Il ne dit rien. Je sais que j’ai touché juste. Tiphaine est tombé amoureux d’Axel, exactement de la même façon que des milliers de connards tombent amoureux chaque jour, et je n’ai rien fait pour le protéger. Le fait est que j’ai hélas l’impression de m’être fait avoir en beauté par mes propres sentiments : Lukas n’a plus donné signe de vie depuis que l’on s’est quittés, quelques heures avant le jour de l’an et la disparition d’Axel, et je ne suis pas sortie depuis.

                « Et qu’est-ce que tu proposes alors ? On ne savait rien de lui, et je ne vois pas par quoi on pourrait commencer.

                -Moi je sais. »

Cela seul suffit à le sortir quelque peu de sa mélancolie contemplative. Je savais qu’il n’avait pas vraiment abandonné, au fond.

                « Et ?

                -Et il faut déjà qu’on se décide à mettre un pied en dehors de cet appartement. »

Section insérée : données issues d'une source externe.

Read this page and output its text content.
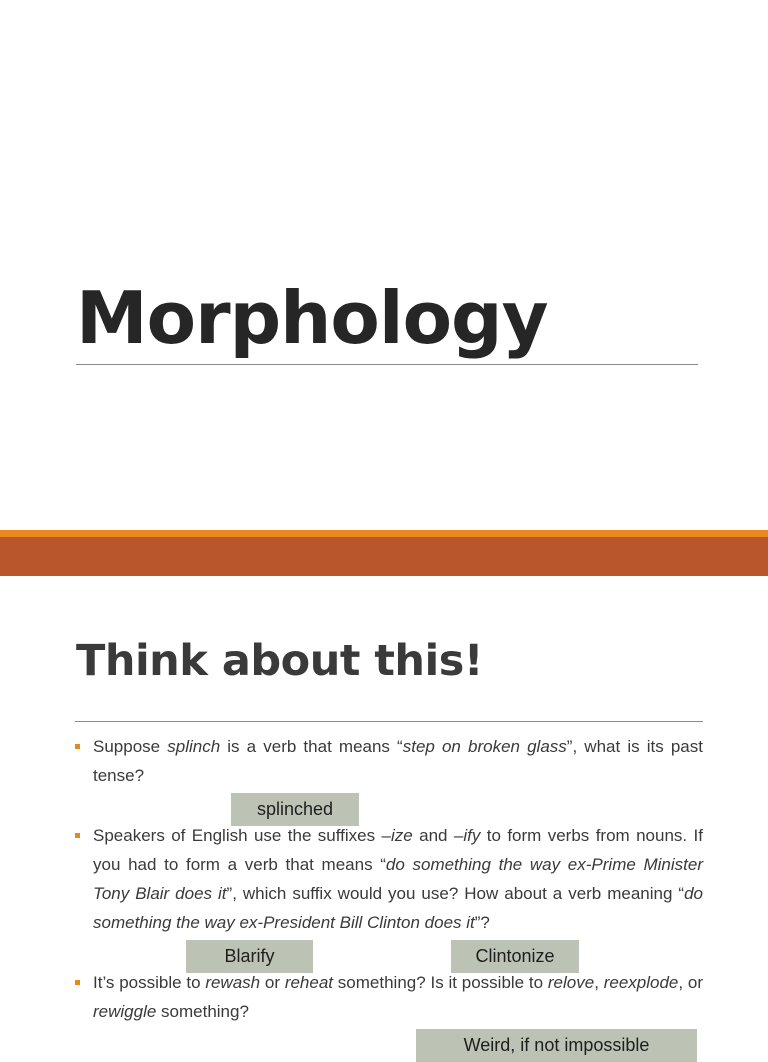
Morphology
Think about this!
Suppose splinch is a verb that means “step on broken glass”, what is its past tense?
splinched
Speakers of English use the suffixes –ize and –ify to form verbs from nouns. If you had to form a verb that means “do something the way ex-Prime Minister Tony Blair does it”, which suffix would you use? How about a verb meaning “do something the way ex-President Bill Clinton does it”?
Blarify	Clintonize
It’s possible to rewash or reheat something? Is it possible to relove, reexplode, or rewiggle something?
Weird, if not impossible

J’essaie de le motiver un peu, parce que je suppose que ce n’est pas gagné. L’espoir est peut-être un moteur formidable, il n’en reste pas moins fragile et laborieux à entretenir.

                Je n’ai qu’une seule piste, maigre et présentant le risque de ne mener à rien. Le souvenir d’une scène sur le pallier, la réaction d’Axel, sa perplexité, ce qu’il n’a pas voulu me dire à ce moment-là, sur le garçon qu’il croisait pour la première fois.

                Lukas.

O

 

               

                « Tiens, Stef’, bonjour ! Comment vas-tu ?

                -Bien. Désolé Samuel, je suis pressé. Est-ce que Lukas est là ?

                -Non, il est au garage. Il y a un problème ?

                -Non, ne t’inquiète pas. »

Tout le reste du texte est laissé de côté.